One of the first tests I had done after it was confirmed I had cancer was a bone scan. I was terrified for more reasons than one and was shaking as the technician injected my veins with some sort of radioactive substance. I hated that I was being injected with something that I didn’t understand at the time and I hated feeling vulnerable and having no idea of what was coming next. The man who did the injection was an ex-military member, huge, and very intimidating to look at but he ended up being one of two angels in disguise I met that day. He was so kind, made me laugh, explained the process, and showed me the machine. After the injection I had to wait two hours as the substance circulated through my body. When I came back, he helped me onto the machine and because I am claustrophobic, he stayed with me in the room. The machine, however, turned out to be rather slow so he eventually needed to tend to some other duties and asked another technician to sit with me. I was motionless on the table and in complete silence because I was too afraid to talk in case it messed up the results. Once the bulk of the machine was well past my face and over my abdomen however I managed a little whisper and asked the technician if I was allowed to talk. He laughed and said yes. I started asking him questions about the next test I would have to get in a couple of days, which was an MRI. The MRI also terrified me because I am extremely claustrophobic and I told him this. The man was quiet for a moment and then said thoughtfully, “You just need to reframe the way you look at it and be thankful we have such amazing technology. It’s saving a lot of lives.”
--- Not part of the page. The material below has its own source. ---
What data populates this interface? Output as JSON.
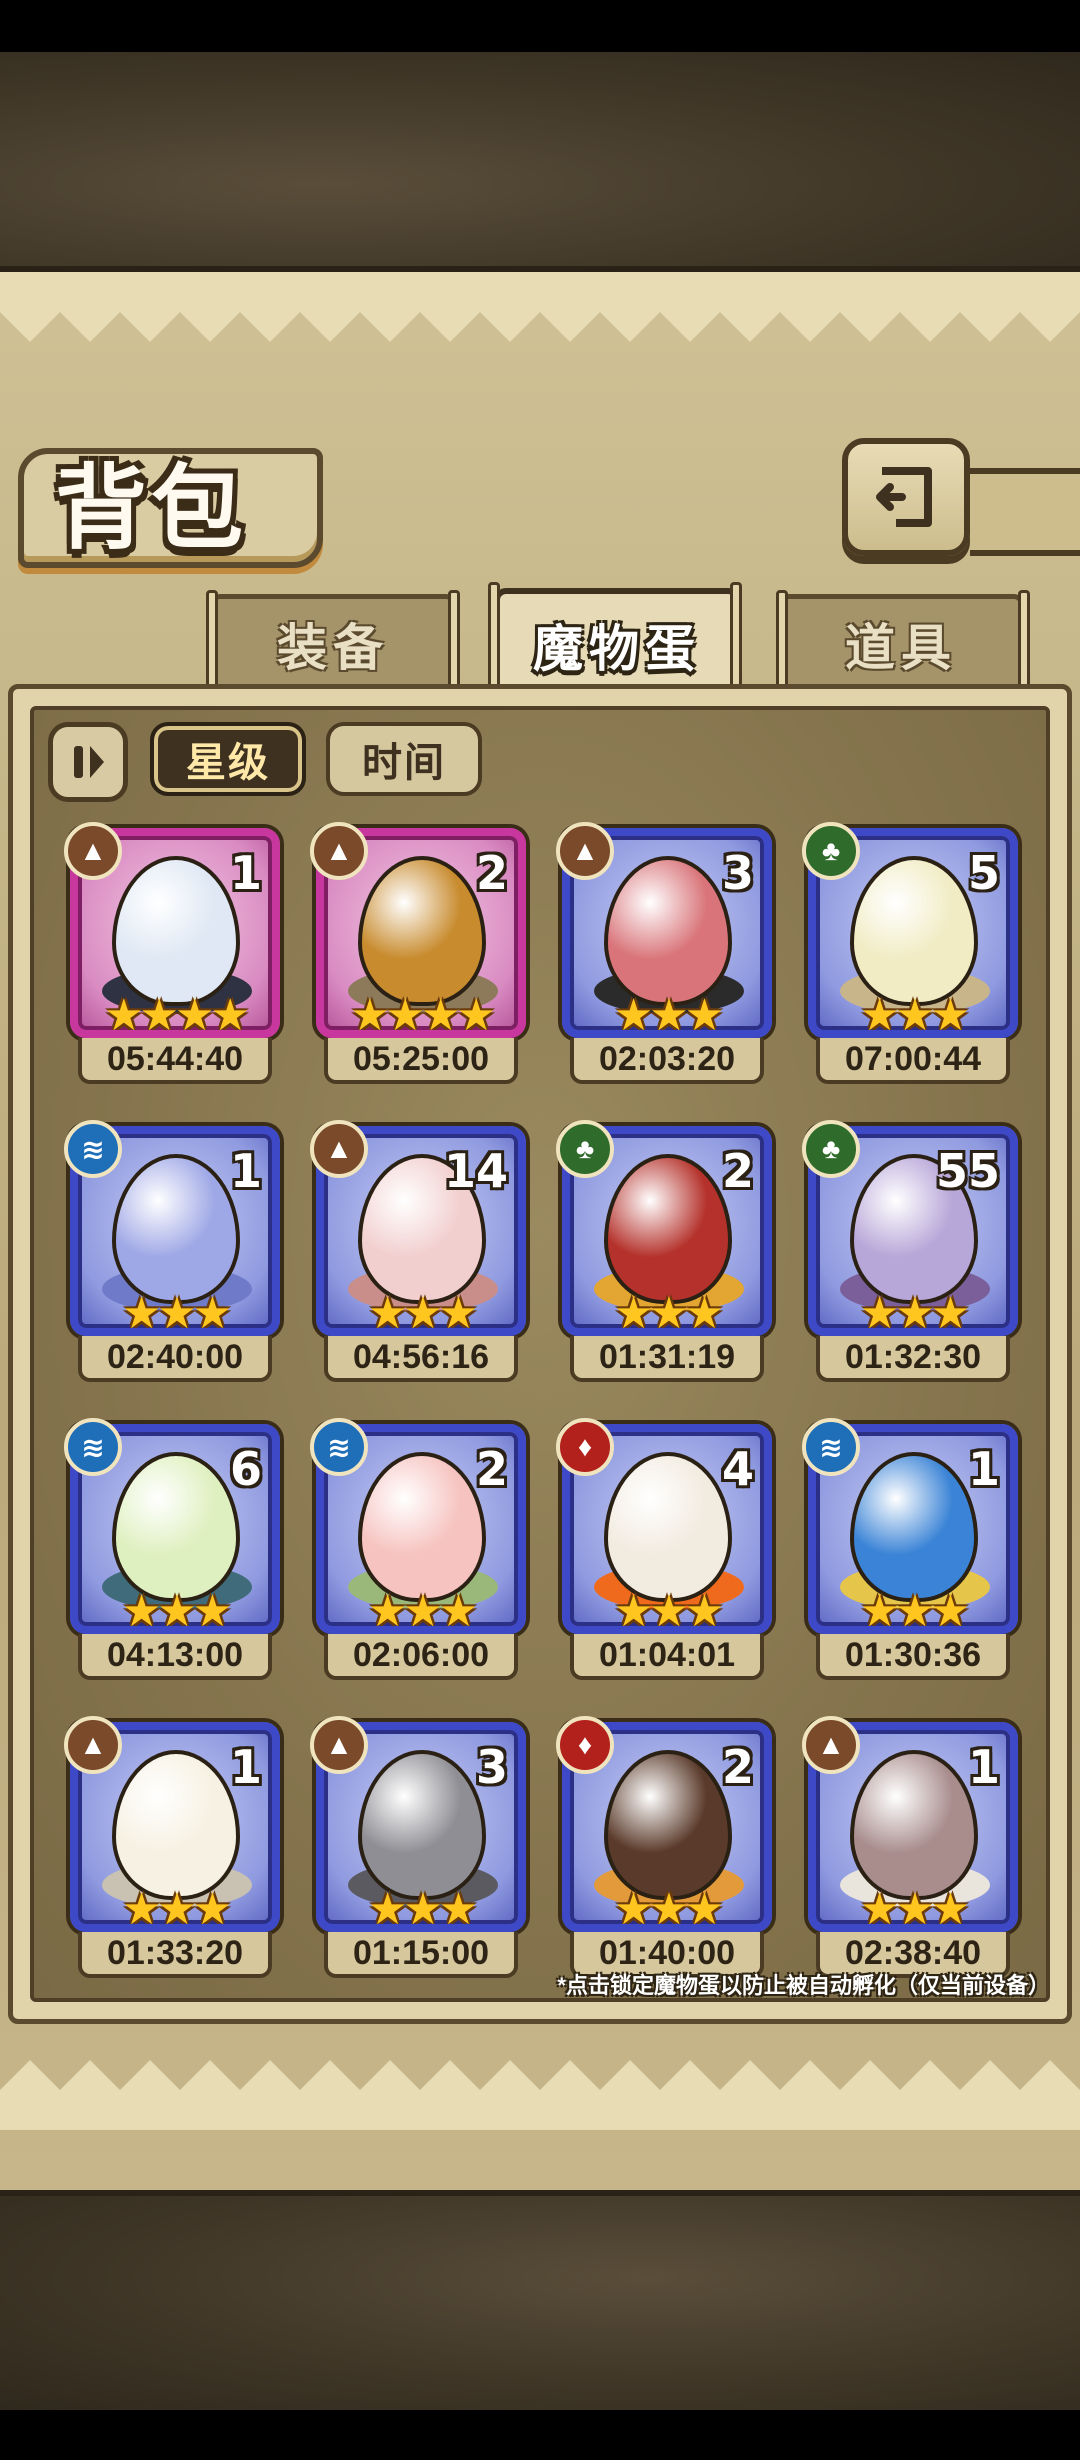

His wise words have been like a hand to hold through some pretty scary moments for me. I made it through my MRI, CT, and other tests partly because of his words. Did I like it? No. Did I want to have it done? No. But nevertheless, I am grateful for it.
2 – Support will come to you from the most unexpected places
I never expected that friends I rarely spoke to would pop up and cement themselves so firmly in my corner. It has taught me a very important lesson (and one that I’m still working on), which is how to receive help. I am learning how to lean in and connect because people are there who are reaching out and actually wanting to help. And you don’t have to know them very well to be there for them. It’s not always going to be the people you expect. So the next time I may be too shy when wanting to pay it forward and help someone, and thinking why would I be a comfort for them when we rarely connect, I know that won’t be true. Reach out and do it anyway.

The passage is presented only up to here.